In seinem Buch mit dem Titel „Wir waren nie auf dem Mond“ rechnet Kaysings vor, dass die Chance auf eine erfolgreiche Mondlandung unter 0,0017 Prozent lag. Die Schwierigkeit läge nicht mal daran, den Mond zu erreichen, sondern Menschen dahin zu bekommen. Außerdem begründet Kaysings seine Verschwörungstheorie von der Mondlandungslüge unter anderem durch folgende Beweise:

  • Die NASA hatte zu der damaligen Zeit nicht die technischen Voraussetzungen, um eine bemannte Mondlandung durchzuführen.
  • Auf den angeblichen Fotografien von der Mondlandung hätte man Sterne im Hintergrund sehen müssen. Wo eigentlich Millionen von funkelnden Lichtern sein sollten, ist nur vollkommene Dunkelheit zu sehen.
  • Aufgrund der hohen Einstrahlung wäre das benutzte Filmmaterial unbrauchbar gewesen.
  • Zahlreiche optische Ungenauigkeiten auf den Aufnahmen, die unerklärbar sind.

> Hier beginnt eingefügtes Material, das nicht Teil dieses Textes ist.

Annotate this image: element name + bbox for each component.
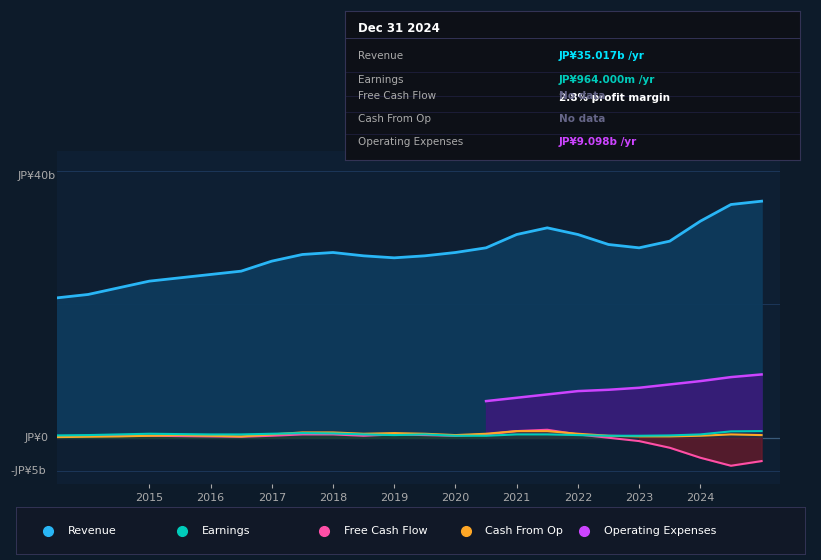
Text: JP¥40b: JP¥40b <box>18 171 56 181</box>
Text: 2.8% profit margin: 2.8% profit margin <box>559 93 670 103</box>
Text: No data: No data <box>559 114 605 124</box>
Text: Dec 31 2024: Dec 31 2024 <box>359 22 440 35</box>
Text: No data: No data <box>559 91 605 101</box>
Text: Cash From Op: Cash From Op <box>485 526 563 535</box>
Text: Revenue: Revenue <box>67 526 117 535</box>
Text: Free Cash Flow: Free Cash Flow <box>343 526 427 535</box>
Text: Cash From Op: Cash From Op <box>359 114 432 124</box>
Text: Revenue: Revenue <box>359 52 404 61</box>
Text: -JP¥5b: -JP¥5b <box>11 466 46 476</box>
Text: JP¥0: JP¥0 <box>25 433 49 443</box>
Text: JP¥35.017b /yr: JP¥35.017b /yr <box>559 52 644 61</box>
Text: JP¥964.000m /yr: JP¥964.000m /yr <box>559 75 655 85</box>
Text: Free Cash Flow: Free Cash Flow <box>359 91 437 101</box>
Text: Operating Expenses: Operating Expenses <box>359 137 464 147</box>
Text: Earnings: Earnings <box>202 526 250 535</box>
Text: Operating Expenses: Operating Expenses <box>603 526 716 535</box>
Text: JP¥9.098b /yr: JP¥9.098b /yr <box>559 137 637 147</box>
Text: Earnings: Earnings <box>359 75 404 85</box>
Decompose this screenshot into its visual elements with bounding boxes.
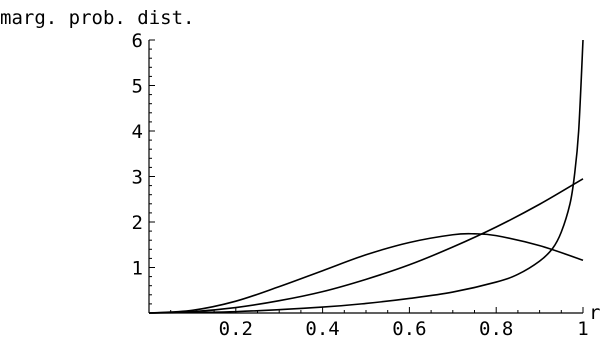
x-tick-label: 0.6 <box>392 318 426 339</box>
y-tick-label: 2 <box>132 212 143 234</box>
x-tick-label: 0.8 <box>479 318 513 339</box>
x-tick-label: 0.4 <box>305 318 339 339</box>
series-line-3 <box>148 39 584 314</box>
y-tick-label: 4 <box>132 121 143 143</box>
y-axis-label: marg. prob. dist. <box>0 7 194 29</box>
y-tick-label: 1 <box>132 258 143 280</box>
y-tick-label: 6 <box>132 30 143 52</box>
curves <box>148 39 584 314</box>
x-tick-label: 1 <box>577 318 588 339</box>
y-tick-label: 5 <box>132 76 143 98</box>
x-tick-label: 0.2 <box>219 318 253 339</box>
x-axis-label: r <box>589 302 600 324</box>
series-line-2 <box>148 178 584 314</box>
y-tick-label: 3 <box>132 167 143 189</box>
series-line-1 <box>148 232 584 314</box>
y-ticks: 1 2 3 4 5 6 <box>132 30 155 305</box>
x-ticks: 0.2 0.4 0.6 0.8 1 <box>170 307 589 339</box>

Landete Apollo 7 etwa in Hollywood?

Es gibt Verschwörungstheorien die besagen, dass die Mondlandungslüge in einem riesigen Filmstudio Hollywoods aufgenommen und von Walt Disney finanziert wurde. Dazu gibt es Gerüchte, dass kein geringerer Stanley Kubrick selbst die Regie geführt haben soll und mit fortschrittlichen Spezialeffekten die Mondlandschaft nachbilden ließ. Bei der genaueren Analyse des Filmmaterials fielen zudem noch weitere Ungereimtheiten auf. Obwohl es auf dem Mond keinen Wind gibt, scheint sich die Flagge der USA zu bewegen, nachdem sie in den Mondboden gesteckt wurde. Auf einem Stein schien der Buchstabe „C“ geschrieben zu sein, was auf eine markierte Set-Requisite schließen lässt. Mit den Jahren kamen immer mehr Hinweise dazu, die darauf schließen lassen, dass die erste Mondlandung ein Fake war.

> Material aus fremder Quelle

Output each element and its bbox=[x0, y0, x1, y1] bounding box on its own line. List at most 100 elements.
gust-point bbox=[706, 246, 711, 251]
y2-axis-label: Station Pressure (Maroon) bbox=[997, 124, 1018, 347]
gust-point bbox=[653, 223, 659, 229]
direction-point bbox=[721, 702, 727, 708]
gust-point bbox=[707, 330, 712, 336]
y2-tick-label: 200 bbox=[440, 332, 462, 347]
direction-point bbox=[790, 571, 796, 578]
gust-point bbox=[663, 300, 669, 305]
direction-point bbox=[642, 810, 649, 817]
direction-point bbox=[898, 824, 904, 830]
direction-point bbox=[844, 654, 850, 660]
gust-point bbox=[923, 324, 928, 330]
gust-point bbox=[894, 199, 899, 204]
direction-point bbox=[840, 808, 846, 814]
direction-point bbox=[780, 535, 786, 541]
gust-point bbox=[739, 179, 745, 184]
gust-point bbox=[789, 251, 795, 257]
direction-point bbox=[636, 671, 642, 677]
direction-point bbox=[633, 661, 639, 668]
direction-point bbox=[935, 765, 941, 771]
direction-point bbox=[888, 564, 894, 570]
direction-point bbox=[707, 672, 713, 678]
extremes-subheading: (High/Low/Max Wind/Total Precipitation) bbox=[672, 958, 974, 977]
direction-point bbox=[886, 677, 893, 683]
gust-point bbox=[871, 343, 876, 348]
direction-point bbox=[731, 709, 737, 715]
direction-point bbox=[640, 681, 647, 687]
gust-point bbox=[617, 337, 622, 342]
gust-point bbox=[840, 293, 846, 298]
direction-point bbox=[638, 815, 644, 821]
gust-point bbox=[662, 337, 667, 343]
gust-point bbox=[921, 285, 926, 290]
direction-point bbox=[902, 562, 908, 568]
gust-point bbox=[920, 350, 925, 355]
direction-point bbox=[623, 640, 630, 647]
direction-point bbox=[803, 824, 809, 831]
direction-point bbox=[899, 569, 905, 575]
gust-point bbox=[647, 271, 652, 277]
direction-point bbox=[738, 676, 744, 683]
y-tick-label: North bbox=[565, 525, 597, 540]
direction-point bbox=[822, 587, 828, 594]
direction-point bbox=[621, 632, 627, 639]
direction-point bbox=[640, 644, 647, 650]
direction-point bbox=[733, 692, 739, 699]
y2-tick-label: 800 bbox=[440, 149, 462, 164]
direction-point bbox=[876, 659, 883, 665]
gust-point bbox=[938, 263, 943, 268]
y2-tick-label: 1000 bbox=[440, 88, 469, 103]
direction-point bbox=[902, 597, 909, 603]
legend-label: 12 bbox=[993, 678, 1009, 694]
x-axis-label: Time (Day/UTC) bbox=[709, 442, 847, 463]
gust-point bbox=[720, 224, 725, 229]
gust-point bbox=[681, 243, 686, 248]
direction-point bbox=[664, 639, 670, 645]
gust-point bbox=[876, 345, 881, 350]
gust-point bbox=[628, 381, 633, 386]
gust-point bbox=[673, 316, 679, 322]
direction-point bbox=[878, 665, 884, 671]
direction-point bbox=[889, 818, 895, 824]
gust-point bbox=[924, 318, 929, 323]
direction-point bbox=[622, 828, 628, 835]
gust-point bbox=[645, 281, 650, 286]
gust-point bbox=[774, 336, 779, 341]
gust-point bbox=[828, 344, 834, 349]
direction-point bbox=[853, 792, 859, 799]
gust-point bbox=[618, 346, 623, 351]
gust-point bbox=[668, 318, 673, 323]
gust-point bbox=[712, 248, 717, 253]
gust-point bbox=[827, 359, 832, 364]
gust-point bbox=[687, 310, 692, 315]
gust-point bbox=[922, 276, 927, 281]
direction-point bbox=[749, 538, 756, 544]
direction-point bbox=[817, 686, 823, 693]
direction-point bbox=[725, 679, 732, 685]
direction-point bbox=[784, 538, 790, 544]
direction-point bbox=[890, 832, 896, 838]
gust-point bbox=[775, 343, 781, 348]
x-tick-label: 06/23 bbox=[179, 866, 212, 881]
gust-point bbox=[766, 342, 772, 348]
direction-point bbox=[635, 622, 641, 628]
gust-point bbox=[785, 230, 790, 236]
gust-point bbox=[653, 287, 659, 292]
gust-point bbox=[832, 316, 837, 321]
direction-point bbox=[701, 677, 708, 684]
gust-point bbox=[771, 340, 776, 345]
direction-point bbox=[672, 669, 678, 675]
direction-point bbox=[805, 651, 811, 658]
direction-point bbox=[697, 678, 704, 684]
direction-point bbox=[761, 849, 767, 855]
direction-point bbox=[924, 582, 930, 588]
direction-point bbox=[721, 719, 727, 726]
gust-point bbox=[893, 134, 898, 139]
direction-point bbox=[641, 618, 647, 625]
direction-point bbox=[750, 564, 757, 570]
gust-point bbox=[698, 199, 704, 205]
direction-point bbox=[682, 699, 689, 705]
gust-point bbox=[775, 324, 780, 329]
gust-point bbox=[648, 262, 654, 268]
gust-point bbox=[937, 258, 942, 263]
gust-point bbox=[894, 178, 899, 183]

Den vielen „Beweisen“ für eine Mondlandungslüge stehen jedoch auch zahlreiche Gegenbeweise gegenüber, die belegen, dass die erste Mondlandung echt war. Wissenschaftler von der NASA und hunderte unabhängiger Wissenschaftler haben die Gesteinsproben von den Apollo-Missionen analysiert und bestätigt, dass es sich dabei eindeutig um Segmente vom Mond handelt. Ebenso geben Filmemacher an, dass in der damaligen Zeit die technischen Möglichkeiten der Filmindustrie nicht ausgereicht hätten, um eine derartige Mondlandung zu simulieren. Ob die erste Mondlandung echt oder nur ein Fake war, die Wahrheit werden wir vermutlich nie erfahren.